Tributes have poured in for outgoing New Zealand Prime Minister Jacinda Ardern who has announced she will step down from her position no later than early February and will not seek reelection.
Ardern’s shock announcement on Thursday that she had “no more in the tank” to continue as New Zealand’s prime minister was greeted first with surprise and then praise by fellow politicians and supporters at home and abroad.
Arden, 42, said it had been a tough five and a half years as prime minister and that she was only human and needed to now step aside.
“Politicians are human. We give all that we can, for as long as we can, and then it’s time.
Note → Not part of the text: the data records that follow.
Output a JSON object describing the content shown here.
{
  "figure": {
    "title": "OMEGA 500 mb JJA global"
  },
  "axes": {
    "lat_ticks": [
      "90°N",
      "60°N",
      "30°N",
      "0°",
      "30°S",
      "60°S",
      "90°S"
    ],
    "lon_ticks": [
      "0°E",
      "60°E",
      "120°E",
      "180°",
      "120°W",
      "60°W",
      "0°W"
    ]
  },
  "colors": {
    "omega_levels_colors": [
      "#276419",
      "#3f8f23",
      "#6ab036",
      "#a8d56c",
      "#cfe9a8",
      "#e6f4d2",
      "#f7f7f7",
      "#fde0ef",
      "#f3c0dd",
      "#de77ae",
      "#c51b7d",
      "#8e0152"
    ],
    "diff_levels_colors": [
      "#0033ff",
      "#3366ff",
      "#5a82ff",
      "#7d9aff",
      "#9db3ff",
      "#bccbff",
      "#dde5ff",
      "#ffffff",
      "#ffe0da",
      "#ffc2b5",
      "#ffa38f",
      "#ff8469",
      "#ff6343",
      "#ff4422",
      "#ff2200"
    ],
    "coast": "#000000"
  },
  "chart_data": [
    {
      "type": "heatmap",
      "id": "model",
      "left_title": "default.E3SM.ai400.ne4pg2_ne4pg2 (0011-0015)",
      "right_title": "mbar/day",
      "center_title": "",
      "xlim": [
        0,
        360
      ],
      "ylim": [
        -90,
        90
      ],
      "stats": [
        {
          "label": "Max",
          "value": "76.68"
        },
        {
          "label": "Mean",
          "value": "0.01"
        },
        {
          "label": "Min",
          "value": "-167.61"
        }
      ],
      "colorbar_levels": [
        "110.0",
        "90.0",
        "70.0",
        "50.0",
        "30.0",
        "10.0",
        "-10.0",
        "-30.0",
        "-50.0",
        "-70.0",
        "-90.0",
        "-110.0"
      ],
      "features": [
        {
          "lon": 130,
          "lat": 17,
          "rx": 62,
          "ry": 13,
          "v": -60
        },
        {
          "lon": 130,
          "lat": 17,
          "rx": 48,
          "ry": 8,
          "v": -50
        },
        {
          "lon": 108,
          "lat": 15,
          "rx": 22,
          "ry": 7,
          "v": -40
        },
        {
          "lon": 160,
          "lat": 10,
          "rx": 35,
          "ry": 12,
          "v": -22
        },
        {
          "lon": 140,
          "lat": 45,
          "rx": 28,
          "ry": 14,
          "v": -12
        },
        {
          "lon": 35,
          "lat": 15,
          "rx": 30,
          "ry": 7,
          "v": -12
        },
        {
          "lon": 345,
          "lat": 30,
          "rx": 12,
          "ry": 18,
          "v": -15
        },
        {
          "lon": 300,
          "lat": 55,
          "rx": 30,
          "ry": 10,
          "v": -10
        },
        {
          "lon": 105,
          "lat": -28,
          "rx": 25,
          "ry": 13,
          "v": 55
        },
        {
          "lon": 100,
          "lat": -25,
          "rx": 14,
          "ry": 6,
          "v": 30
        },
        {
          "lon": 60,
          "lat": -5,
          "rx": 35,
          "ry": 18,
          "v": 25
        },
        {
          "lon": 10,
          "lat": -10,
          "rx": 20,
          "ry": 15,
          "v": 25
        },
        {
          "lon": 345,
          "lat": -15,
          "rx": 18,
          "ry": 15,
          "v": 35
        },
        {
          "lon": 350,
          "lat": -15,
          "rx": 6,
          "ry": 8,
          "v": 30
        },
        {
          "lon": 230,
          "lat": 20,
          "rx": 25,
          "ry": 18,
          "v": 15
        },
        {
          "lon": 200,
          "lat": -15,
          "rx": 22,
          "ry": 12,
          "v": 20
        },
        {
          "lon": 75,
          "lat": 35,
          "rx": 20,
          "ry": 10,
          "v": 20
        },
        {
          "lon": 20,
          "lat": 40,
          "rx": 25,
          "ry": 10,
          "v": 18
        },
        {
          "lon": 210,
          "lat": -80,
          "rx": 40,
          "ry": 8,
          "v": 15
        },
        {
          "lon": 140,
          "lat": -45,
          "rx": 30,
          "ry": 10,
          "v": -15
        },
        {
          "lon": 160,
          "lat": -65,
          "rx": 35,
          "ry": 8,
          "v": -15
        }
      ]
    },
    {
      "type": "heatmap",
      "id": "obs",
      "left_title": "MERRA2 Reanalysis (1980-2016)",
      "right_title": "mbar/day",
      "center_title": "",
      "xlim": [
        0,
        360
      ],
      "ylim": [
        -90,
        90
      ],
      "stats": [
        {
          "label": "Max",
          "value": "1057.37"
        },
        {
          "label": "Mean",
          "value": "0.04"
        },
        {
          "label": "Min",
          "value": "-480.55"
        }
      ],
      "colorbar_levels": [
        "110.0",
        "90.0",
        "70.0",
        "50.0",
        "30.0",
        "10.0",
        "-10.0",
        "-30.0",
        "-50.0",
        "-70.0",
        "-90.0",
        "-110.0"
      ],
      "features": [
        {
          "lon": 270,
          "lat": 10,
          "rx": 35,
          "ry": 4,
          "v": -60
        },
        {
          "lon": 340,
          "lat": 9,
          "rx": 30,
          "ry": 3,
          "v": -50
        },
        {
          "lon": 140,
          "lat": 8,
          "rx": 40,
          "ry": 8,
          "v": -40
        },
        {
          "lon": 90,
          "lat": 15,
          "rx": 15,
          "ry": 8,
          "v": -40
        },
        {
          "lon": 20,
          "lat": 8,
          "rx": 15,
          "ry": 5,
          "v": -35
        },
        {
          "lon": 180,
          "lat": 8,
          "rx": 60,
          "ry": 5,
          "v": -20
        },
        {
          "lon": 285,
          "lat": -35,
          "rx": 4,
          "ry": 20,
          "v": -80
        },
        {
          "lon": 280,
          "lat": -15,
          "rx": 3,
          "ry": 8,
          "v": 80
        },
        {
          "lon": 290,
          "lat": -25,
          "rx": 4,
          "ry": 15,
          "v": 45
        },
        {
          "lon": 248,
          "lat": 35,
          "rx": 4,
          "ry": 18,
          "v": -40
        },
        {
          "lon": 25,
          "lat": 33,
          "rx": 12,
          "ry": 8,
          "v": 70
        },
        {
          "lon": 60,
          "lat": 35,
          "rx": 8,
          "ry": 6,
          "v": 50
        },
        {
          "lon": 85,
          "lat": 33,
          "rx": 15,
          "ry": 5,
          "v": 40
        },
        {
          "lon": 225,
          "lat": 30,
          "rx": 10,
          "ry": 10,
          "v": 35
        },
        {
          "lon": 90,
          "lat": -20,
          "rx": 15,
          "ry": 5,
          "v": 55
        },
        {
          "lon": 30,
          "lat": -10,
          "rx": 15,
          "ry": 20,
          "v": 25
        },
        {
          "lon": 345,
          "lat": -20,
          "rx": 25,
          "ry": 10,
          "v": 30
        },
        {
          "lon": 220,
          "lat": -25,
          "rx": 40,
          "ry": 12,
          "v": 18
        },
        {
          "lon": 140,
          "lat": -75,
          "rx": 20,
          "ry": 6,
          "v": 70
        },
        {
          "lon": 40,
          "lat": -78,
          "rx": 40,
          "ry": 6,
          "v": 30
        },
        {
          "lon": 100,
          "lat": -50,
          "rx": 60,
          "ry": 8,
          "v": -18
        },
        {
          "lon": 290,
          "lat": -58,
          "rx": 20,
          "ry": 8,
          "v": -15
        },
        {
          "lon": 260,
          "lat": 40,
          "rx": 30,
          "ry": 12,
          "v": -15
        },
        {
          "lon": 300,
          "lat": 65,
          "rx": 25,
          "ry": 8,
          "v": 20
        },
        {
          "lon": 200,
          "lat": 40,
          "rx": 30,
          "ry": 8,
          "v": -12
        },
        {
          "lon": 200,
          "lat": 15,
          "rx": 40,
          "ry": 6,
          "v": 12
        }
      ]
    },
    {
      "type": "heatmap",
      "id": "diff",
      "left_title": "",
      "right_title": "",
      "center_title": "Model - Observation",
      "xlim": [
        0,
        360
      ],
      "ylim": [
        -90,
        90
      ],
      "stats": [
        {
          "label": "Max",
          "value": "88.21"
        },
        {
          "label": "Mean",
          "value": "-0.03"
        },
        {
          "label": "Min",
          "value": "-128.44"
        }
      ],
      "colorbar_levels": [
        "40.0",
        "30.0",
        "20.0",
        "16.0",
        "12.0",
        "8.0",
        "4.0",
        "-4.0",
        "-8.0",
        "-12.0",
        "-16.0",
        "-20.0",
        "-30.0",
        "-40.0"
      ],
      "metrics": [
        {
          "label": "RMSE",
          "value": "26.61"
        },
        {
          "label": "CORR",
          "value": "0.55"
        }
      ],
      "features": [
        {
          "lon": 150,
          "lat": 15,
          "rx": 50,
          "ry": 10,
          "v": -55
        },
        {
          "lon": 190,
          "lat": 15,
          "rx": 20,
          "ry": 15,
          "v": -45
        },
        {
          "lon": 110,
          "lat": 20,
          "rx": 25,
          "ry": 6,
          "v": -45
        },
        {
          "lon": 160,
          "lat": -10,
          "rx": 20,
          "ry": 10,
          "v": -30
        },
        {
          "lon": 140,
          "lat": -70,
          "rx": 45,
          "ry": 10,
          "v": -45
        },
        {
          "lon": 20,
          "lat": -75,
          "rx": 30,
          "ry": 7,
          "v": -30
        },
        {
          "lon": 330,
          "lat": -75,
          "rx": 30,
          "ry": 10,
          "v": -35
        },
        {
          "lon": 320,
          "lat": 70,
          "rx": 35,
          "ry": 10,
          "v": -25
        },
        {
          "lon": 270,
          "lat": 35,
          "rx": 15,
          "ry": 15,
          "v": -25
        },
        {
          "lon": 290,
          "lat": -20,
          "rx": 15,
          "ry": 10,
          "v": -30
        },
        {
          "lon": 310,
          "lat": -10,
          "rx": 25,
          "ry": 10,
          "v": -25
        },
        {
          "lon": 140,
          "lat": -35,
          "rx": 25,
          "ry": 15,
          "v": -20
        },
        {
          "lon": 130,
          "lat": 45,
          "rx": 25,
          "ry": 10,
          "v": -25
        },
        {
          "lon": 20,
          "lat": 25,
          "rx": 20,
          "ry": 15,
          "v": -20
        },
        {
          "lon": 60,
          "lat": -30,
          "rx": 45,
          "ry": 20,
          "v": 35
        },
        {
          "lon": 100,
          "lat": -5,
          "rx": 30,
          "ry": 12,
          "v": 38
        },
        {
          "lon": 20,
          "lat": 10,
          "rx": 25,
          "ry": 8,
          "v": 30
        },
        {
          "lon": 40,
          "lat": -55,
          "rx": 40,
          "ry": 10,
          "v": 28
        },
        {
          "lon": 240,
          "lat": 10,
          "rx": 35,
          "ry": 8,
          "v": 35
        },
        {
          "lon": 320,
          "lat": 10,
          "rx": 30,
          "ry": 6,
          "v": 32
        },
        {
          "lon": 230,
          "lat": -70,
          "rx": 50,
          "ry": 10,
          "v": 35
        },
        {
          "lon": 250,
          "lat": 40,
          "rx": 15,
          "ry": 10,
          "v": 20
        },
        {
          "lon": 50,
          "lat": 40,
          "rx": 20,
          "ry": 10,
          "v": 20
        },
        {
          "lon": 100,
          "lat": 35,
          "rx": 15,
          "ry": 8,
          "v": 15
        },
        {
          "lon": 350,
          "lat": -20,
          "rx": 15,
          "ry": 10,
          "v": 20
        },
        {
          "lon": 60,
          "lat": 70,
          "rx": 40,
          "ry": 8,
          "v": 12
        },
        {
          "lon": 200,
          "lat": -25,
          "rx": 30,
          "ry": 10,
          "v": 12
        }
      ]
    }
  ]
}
And for me, it’s time,” she said.
Australian Prime Minister Anthony Albanese led the tributes from Australia’s politicians, praising Ardern for leading her country with a mix of intellect and strength.
“She has demonstrated that empathy and insight are powerful leadership qualities,” Albanese wrote on Twitter.
“Jacinda has been a fierce advocate for New Zealand, an inspiration to so many and a great friend to me.”
Jacinda Ardern has shown the world how to lead with intellect and strength.
She has demonstrated that empathy and insight are powerful leadership qualities.
Jacinda has been a fierce advocate for New Zealand, an inspiration to so many and a great friend to me. pic.twitter.com/QJ64mNCJMI
— Anthony Albanese (@AlboMP) January 19, 2023
In her resignation announcement, Ardern said she was not stepping down because the job was hard but because she believed others could do a better job.
She made a point of telling her daughter Neve that she was looking forward to being there when she started school this year and told her longtime partner Clarke Gayford that it was time they married.
“You can’t be what you can’t see,” wrote Katy Gallagher, Australia’s minister for finance, women and public service, noting that Ardern had set an example for a generation of young women who had watched her lead New Zealand with “strength, empathy and grace”.
You can’t be what you can’t see.
I’m so glad that a generation of young women have been able to watch as Jacinda Ardern has led New Zealand with strength, empathy and grace.
Wishing her and her family all the best as they embark on the next chapter.
— Katy Gallagher (@SenKatyG) January 19, 2023
“Thank you for so many things, PM Ardern, but especially for making kindness and empathy cool again,” Angela Pratt, the World Health Organization’s representative in Vietnam, wrote on Twitter.
““I hope I leave people with a belief that you can be kind, but strong, empathetic but decisive, optimistic but focused.”
Thank you for so many things, PM Ardern, but especially for making kindness and empathy cool again.
— Angela Pratt (@angepratt) January 19, 2023
Political commentator Ben Thomas said Ardern’s announcement was a huge surprise as polls still ranked her as the country’s preferred prime minister even though support for her party had fallen from the stratospheric heights seen during the 2020 election.
Thomas said there was not a clear successor.
Ardern’s initial election in 2017 made a big splash on the global stage because of her gender and youth, coining the phrase “Jacinda-mania”.
Her empathetic leadership style was cemented by her response to the mass shootings at two mosques in Christchurch in 2019 that killed 51 people and injured 40.
Ardern swiftly labelled the attacks “terrorism” and wore a hijab as she met with the Muslim community a day after the attack, telling them the whole country was “united in grief”. She promised and delivered major gun law reform within a month.
Chris Bowen, Australia’s minister for climate change and energy, said Ardern had “led her country through its hardest ever day”. “She inspired people around the world with calm, assured, progressive and robust leadership,” Bowen wrote on Twitter.
She led her country through its hardest ever day.
She inspired people around the world with calm, assured, progressive and robust leadership.
It’s been a pleasure working with Jacinda Ardern and her government. All the best for the future! pic.twitter.com/evEuhCnaUZ
— Chris Bowen (@Bowenchris) January 19, 2023
Gerald Butts, a Canadian political consultant and vice chairman of the Eurasia Group, said Ardern was leaving her post on the same terms she had led her government: “honestly, empathetically, on her own terms. Bravo on a great run”.
Ardern leaves like she led: honestly, empathetically, on her own terms. Bravo on a great run. https://t.co/oKzaAHbfYN
— Gerald Butts (@gmbutts) January 19, 2023
Ardern won praise across the political spectrum for her handling of the COVID-19 pandemic, which saw New Zealand face some of the strictest measures globally but also resulted in one of the lowest death tolls.
But her popularity has waned over the past year as inflation rose to nearly three-decade highs, the central bank aggressively increased the cash rate and crime increased.
The country has also become increasingly politically divided over issues such as a government overhaul of water infrastructure and the introduction of an agricultural emissions programme.
The ruling Labour Party’s vote for a new leader will take place on Sunday. The new party leader will be the prime minister until the next general election.
Ardern’s term as leader will conclude no later than February 7 and a general election will be held on October 14.